Seemannsgarn?
„Es geht die Sage ...“
Klaas packte mit genervt verdrehten Augen Sam am Arm. „Sag mal, wie oft willst du dir das Ammenmärchen des Alten noch anhören? Der faselt doch jedes Mal dasselbe!“
„Bis ich begriffen habe, was hinter der Geschichte steckt“, erwiderte Sam, Klaas‘ Hand abschüttelnd.
„Ein Hirngespinst.“
„Ach ja? Dann sind wohl die merkwürdigen Wirbel bei völlig ruhigem Wasser auch nur ein Hirngespinst?“, knurrte Sam mit einer hochgezogenen Augenbraue.
„Sind sie nicht! Die lassen sich messen!“, grinste Klaas. „Aber Nixen und solches Zeug kann man nicht messen und gesehen habe ich es auch noch nicht.“
„Ah ja“, witzelte Sam. „Hast du schon mal dein Gehirn gesehen?“
Klaas riss die Augen auf. „Ähhh ... nein. Aber was hat das jetzt damit zu tun?“
„Ganz einfach, wenn du es noch nicht gesehen hast, dann hast du nach deiner Theorie, die ich in dem Fall recht passend finde, auch keins“, grinste Sam.
„Blödmann!“
„Das Kompliment gebe ich gern zurück.“ Sam wandte sich um und spendierte dem alten Mann auf der verwitterten Bank eine Büchse Bier aus seinem Rucksack. „Wohl bekomm’s!“
„Danke! Vielen Dank!“ Die Augen des Alten leuchteten freudig.
„Als Wissenschaftler müsstest du eigentlich wissen, dass hinter jeder Sage aus alter Zeit ein Körnchen Wahrheit steckt“, begann Sam zu erklären.
„Boah eh, gehst du jetzt unter die Märchenerzähler, um rauszufinden, woher die Wirbel kommen?“, schnaufte Klaas.

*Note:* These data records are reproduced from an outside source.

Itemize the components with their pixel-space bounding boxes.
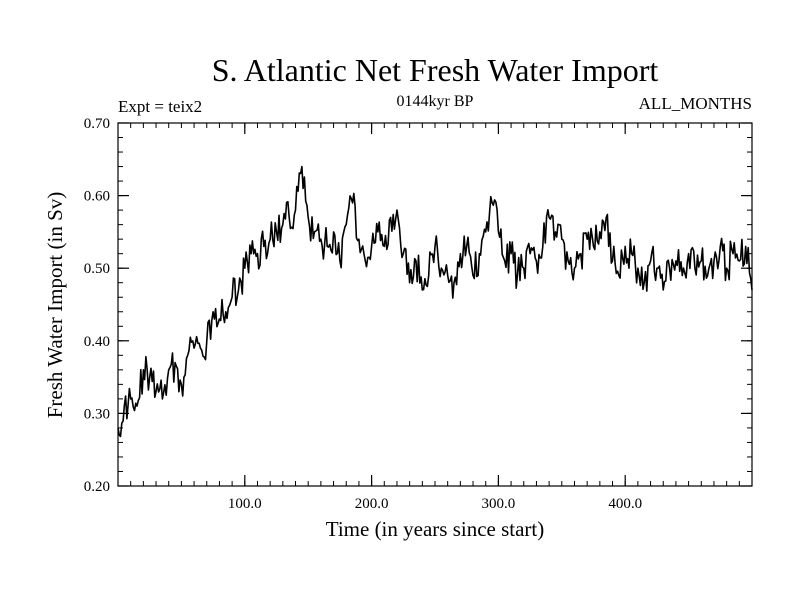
chart-title: S. Atlantic Net Fresh Water Import: [212, 52, 659, 88]
y-tick-label: 0.50: [84, 261, 110, 277]
minor-ticks: [118, 123, 752, 486]
x-tick-label: 400.0: [608, 496, 642, 512]
y-tick-label: 0.60: [84, 189, 110, 205]
subtitle-months: ALL_MONTHS: [639, 94, 752, 113]
y-tick-labels: 0.20 0.30 0.40 0.50 0.60 0.70: [84, 116, 110, 495]
subtitle-period: 0144kyr BP: [397, 93, 474, 110]
y-tick-label: 0.20: [84, 479, 110, 495]
x-tick-label: 300.0: [482, 496, 516, 512]
subtitle-experiment: Expt = teix2: [118, 97, 202, 116]
x-tick-label: 100.0: [228, 496, 262, 512]
plot-frame: [117, 122, 753, 487]
y-tick-label: 0.30: [84, 406, 110, 422]
y-tick-label: 0.40: [84, 334, 110, 350]
y-axis-label: Fresh Water Import (in Sv): [43, 192, 67, 419]
x-tick-labels: 100.0 200.0 300.0 400.0: [228, 496, 642, 512]
major-ticks: [118, 122, 752, 487]
y-tick-label: 0.70: [84, 116, 110, 132]
x-axis-label: Time (in years since start): [326, 517, 545, 541]
x-tick-label: 200.0: [355, 496, 389, 512]
series-line: [117, 165, 753, 438]
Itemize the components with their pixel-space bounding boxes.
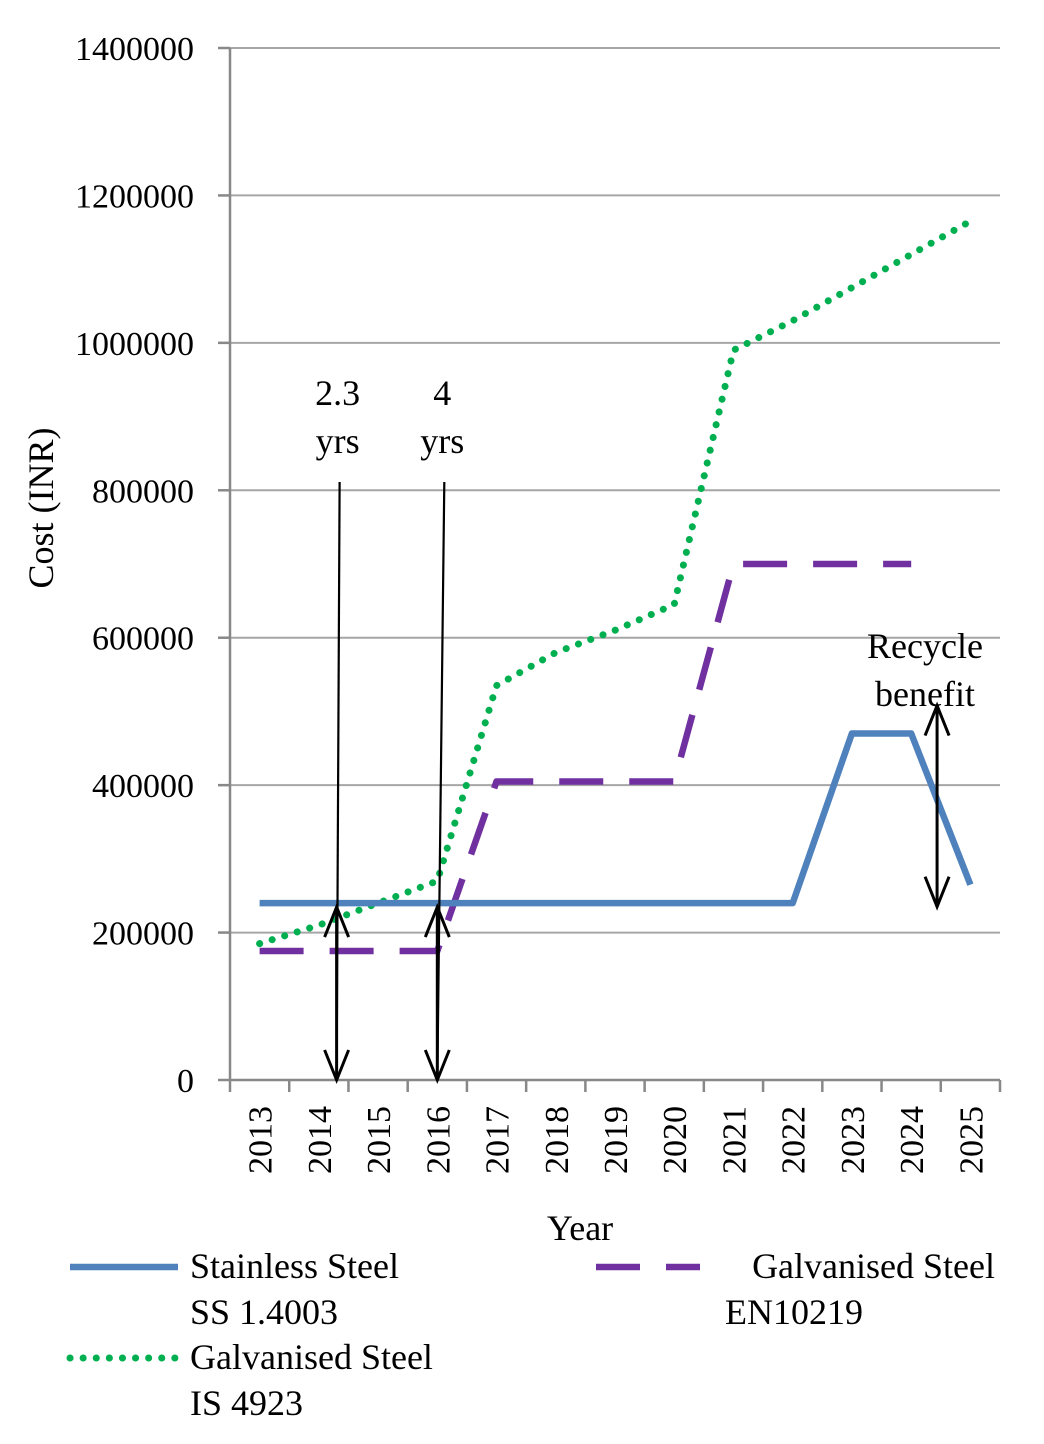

„Warum nicht, wenn wir mit Messungen nicht weiterkommen?“, stellte Sam die Gegenfrage.
Klaas öffnete schon den Mund, um zum Gegenschlag auszuholen, als ihm einfiel, dass Sam der einzige Meeresarchäologe im Team war, und nicht nur einmal durch Recherchen nach den Erzählungen der Alten spektakuläre Funde gemacht hatte. So atmete er nur tief durch. „Okay. Hast gewonnen. Mich brauchst du ja nicht beim Zuhören. Oder?“
„Zieh ab!“, lachte Sam, dann setzte er sich zu dem alten Mann auf die Bank.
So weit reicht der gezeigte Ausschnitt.